Questão discursiva Nível de complexidade Descrição da categoria

A6. Uma bexiga quando está cheia com ar dos nossos pulmões e é solta, ela executa um movimento que acaba levando-a ao solo. Porém, se enchermos a mesma bexiga com certo gás, como o hélio, por

exemplo, mantendo o

mesmo volume que na

situação anterior, o

movimento da bexiga é ascendente. O que se pode concluir a respeito deste fato?

NÍVEL 0 Resposta completamente equivocada

NÍVEL 1

Identifica a densidade como a grandeza que produz a diferença no

comportamento dos gases sem explicitar qual deles apresenta maior densidade; ou, caso apresente, pode expressar inconsistências na indicação

de qual dos gases apresenta maior densidade

NÍVEL 2

Identifica a densidade como grandeza que produz a diferença no comportamento dos gases, explicitando corretamente que o He,

dentre os gases considerados no fenômeno, apresenta menor densidade

NÍVEL 3

Identifica a densidade como grandeza que produz a diferença no comportamento dos gases, como também expressa corretamente a relação entre as densidades dos

diferentes gases

NÍVEL 4

Identifica a densidade como grandeza que produz a diferença no comportamento dos gases, como também expressa corretamente a relação entre as densidades dos diferentes gases e explicita aspectos

da ação das forças peso e empuxo

Fonte: Dados da pesquisa

É importante sinalizar que, embora a construção desta taxonomia tenha sido pautada inicialmente em uma orientação teórica, o processo de elaboração deste sistema era retroalimentado pelos dados oriundos dos testes aplicados à amostra de 237 estudantes. Ou seja, a TDH nos orientou na preparação da estrutura do sistema categórico a partir dos níveis hierárquicos de complexidade, e a descrição de cada nível foi pautada no conteúdo. Esta estrutura qualitativa de avaliação foi submetida a um processo de validação por juízes antes de ser aplicada aos dados coletados nesta fase da investigação, o que produziu ajustes no sistema categórico previamente proposto.
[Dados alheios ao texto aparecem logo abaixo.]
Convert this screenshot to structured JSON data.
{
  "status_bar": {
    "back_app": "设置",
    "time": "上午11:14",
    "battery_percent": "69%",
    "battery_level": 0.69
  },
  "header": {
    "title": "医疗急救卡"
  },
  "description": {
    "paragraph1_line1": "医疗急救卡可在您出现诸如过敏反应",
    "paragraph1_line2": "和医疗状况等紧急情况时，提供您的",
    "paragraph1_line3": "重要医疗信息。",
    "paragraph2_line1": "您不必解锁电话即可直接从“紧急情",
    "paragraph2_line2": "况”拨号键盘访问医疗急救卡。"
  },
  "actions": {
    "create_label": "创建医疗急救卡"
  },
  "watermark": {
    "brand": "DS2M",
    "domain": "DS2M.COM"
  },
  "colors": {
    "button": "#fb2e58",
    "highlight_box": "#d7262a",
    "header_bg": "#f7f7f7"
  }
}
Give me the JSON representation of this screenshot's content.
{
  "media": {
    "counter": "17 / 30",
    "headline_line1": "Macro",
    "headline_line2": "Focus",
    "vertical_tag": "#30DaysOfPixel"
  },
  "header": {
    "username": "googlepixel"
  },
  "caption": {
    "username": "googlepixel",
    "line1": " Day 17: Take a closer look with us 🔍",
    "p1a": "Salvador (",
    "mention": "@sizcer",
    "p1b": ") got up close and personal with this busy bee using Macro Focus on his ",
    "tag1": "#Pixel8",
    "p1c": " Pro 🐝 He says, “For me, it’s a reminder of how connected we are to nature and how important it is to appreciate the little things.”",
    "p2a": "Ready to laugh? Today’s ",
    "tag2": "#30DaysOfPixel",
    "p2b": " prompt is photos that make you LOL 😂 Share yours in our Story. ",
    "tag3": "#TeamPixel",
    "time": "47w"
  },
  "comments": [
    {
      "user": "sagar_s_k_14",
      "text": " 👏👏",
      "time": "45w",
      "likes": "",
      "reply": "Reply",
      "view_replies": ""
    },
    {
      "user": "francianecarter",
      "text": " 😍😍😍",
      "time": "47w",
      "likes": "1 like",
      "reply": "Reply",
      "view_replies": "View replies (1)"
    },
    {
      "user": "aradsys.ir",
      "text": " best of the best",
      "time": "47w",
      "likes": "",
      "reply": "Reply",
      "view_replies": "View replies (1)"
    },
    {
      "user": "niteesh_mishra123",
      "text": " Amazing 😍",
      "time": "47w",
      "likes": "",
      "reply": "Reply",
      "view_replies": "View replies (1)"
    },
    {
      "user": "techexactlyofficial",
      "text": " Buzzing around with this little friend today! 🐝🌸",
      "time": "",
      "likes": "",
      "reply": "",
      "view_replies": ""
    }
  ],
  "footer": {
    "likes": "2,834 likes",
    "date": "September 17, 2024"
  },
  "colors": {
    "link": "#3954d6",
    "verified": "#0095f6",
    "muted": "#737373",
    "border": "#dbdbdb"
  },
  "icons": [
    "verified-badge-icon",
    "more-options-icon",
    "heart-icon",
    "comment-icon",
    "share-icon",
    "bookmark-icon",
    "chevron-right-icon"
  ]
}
Validação do sistema categórico

O sistema categórico construído para avaliar os dados de natureza politômica foi submetido à apreciação de cinco juízes formados em Licenciatura em Física e pesquisadores em Ensino de Ciências que atuam na Educação Básica. O objetivo

desta validação foi verificar a validade da interpretação das respostas de acordo com o sistema elaborado, avaliando para isso o índice de concordância entre as interpretações realizadas pela professora-investigadora e os juízes. Este processo procura mitigar efeitos relativos à subjetividade inerente a avaliação das respostas e garantindo maior neutralidade nas análises.

É importante esse procedimento de validação uma vez que, em uma pesquisa de caráter empírico, faz-se necessário garantir que os produtos de uma análise textual sejam válidos e confiáveis (MORAES, 2003). De acordo com Moraes (2003), o pesquisador pretende refinar a concepção dos fenômenos que investiga a partir de conexões entre os dados empíricos e as teorias que orientam suas interpretações. Ademais, através do conjunto de categorias construídas e das relações entre elas, o pesquisador exercita interlocuções teóricas, bem como a capacidade de abstração e teorização em relação ao fenômeno em estudo. Esse processo pode contribuir para a ampliação do campo teórico, inclusive a partir da proposição de teorias emergentes.

Para realizar tal procedimento, formaram-se três grupos composto por dois juízes, sendo que um dos cinco juízes convidados para participar desta fase da investigação pertenceu a dois grupos distintos. Cada juiz avaliou um conjunto de 5 questões, em que para cada uma delas haviam 10 respostas retiradas do universo de respostas coletadas a partir dos questionários aplicados aos 237 estudantes. Isto significa que 150 respostas no total foram analisadas.

O Quadro 11 exemplifica o material enviado para os cinco juízes. Neste exemplo, expomos apenas uma questão (A6) e uma amostra de cinco respostas apresentadas pelos estudantes.

O índice de concordância entre os avaliadores e os dados atribuídos pela pesquisadora foi determinado através do coeficiente de Kendall. Tal coeficiente é utilizado quando as variáveis são classificadas como consideradas categóricas e ordinais. Portanto, o coeficiente de concordância de Kendall ( ) pode ser empregado para avaliar o grau em que juízes fornecem um ranking comum a um conjunto de objetos (LEGENDRE, 2005).